S3 buckets are not public by default; developers have to choose that option for a bucket and have to write a policy to make every object public by default. “The key is to implement separation of duties so that even if a developer decides to make a bucket public they don’t have the privileges to do so,” said Vinay Wagh, head of product, Bracket Computing.
While cloud configuration errors are common, often companies or admins set access permissions for a vendor or solution provider outside of the company to see or manage the data. In the case of Verizon, 14 million customers had PII data exposed because a third-party contractor NICE Systems forgot to limit external access to an Amazon S3 server.
Despite the fact safeguarding AWS buckets is not the responsibility of Amazon, it has recently taken a more proactive approach. In August, Amazon introduced Macie, a service that helps companies figure out if their cloud implementation is misconfigured or is being accessed by a third party without authorization. In July, AWS urged customers via email to reexamine their S3 storage bucket policies and to ensure accounts didn’t inadvertently grant public access.
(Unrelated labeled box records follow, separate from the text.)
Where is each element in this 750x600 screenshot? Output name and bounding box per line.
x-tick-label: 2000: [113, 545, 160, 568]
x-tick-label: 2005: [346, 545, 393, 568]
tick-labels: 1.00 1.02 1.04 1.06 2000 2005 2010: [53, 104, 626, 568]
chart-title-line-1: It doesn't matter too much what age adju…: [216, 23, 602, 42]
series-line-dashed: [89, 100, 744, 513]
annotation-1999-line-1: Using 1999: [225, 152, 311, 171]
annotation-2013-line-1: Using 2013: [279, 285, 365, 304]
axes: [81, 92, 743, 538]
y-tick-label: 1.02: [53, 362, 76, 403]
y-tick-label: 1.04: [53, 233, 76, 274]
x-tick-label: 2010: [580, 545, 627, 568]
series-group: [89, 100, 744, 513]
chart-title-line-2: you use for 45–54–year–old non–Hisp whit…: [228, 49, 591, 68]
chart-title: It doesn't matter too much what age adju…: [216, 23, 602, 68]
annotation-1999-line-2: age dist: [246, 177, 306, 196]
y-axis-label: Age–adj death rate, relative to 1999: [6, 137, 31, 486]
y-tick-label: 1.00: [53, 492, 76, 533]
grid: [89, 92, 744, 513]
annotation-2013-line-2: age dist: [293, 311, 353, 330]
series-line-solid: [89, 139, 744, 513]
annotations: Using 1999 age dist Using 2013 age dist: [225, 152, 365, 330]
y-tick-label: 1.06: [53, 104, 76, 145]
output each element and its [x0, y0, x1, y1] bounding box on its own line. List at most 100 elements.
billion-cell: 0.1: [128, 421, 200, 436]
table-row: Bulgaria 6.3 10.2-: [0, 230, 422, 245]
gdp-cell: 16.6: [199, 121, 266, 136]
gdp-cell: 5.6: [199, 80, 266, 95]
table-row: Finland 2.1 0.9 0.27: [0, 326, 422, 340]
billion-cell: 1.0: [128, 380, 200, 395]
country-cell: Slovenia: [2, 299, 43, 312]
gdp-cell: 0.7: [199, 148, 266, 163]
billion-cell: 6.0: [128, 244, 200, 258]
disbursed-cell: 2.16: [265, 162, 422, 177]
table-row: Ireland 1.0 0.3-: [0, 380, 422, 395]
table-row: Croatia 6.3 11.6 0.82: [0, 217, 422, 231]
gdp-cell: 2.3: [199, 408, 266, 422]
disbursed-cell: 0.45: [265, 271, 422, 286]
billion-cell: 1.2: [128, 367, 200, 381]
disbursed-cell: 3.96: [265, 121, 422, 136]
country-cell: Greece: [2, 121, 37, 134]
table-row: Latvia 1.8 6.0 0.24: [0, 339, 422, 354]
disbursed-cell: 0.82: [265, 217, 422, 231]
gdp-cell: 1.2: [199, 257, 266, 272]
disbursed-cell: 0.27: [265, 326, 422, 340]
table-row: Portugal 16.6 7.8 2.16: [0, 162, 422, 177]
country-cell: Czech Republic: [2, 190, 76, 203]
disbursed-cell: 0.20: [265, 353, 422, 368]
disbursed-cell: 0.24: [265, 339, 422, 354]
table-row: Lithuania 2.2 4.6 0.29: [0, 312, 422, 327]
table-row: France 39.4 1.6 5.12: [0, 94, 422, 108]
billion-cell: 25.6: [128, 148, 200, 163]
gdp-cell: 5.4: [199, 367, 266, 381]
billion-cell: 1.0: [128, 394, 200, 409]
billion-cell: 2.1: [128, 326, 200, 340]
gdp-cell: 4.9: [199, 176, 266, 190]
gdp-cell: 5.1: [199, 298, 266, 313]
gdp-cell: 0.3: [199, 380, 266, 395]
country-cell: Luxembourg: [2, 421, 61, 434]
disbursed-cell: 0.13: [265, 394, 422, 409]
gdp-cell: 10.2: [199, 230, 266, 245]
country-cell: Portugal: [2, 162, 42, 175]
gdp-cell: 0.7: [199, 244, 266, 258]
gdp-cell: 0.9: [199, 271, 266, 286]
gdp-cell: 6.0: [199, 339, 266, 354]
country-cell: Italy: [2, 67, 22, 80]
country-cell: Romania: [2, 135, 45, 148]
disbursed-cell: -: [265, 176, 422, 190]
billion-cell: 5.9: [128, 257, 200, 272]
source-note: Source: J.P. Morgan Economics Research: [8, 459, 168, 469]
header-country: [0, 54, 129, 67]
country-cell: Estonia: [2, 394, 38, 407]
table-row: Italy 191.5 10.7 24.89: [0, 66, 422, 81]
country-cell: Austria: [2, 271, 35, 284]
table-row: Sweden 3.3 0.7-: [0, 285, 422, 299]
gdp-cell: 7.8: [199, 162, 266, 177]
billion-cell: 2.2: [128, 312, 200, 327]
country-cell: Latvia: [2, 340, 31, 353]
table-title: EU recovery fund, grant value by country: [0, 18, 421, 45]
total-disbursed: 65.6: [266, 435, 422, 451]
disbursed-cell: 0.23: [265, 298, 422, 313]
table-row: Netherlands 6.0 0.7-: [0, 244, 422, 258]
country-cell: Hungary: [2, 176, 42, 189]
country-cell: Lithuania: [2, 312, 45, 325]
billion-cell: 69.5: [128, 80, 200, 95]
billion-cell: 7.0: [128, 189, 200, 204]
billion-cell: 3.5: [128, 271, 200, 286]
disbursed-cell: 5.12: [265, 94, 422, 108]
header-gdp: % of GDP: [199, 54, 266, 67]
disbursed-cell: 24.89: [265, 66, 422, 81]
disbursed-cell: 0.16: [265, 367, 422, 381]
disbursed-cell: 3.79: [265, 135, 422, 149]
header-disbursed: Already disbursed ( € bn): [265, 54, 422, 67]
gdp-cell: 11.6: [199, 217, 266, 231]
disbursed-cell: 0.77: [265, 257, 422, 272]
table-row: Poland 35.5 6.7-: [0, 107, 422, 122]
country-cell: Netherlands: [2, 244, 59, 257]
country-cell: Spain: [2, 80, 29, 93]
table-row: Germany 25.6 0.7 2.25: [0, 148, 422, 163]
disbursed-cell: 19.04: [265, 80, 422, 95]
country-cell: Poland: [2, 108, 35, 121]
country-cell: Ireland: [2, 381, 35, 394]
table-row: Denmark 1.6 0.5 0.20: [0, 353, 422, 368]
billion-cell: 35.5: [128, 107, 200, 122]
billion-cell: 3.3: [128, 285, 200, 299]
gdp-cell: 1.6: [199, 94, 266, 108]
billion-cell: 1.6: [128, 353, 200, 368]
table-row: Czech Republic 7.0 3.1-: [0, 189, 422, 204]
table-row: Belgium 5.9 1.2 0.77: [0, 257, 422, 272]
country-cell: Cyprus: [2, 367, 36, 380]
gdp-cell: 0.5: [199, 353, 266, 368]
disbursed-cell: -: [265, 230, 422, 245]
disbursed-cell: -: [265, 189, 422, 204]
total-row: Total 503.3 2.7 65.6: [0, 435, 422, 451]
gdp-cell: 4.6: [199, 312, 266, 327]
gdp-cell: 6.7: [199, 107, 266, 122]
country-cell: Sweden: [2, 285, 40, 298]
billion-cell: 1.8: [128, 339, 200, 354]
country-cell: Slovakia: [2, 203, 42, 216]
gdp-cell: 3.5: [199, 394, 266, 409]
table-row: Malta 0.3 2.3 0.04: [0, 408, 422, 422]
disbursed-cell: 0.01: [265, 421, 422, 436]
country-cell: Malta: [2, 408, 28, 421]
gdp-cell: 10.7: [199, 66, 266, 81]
When it comes securing the cloud and protecting against leaks, experts such as Tetrad Digital Integrity’ Dean say it takes a layered approach.
“In terms of workforce, you can’t just turn your datacenter staff into AWS experts overnight. It takes time, effort, hiring new, and even rethinking your talent management strategy. Not everyone is going to make the transition. The FAA doesn’t allow a Cesena pilot to move directly to a flying a 747, it’s a process and matter of safety–it should be the same with your cloud workforce–one admin can inadvertently land a fortune 500 company on the front page,” Dean said.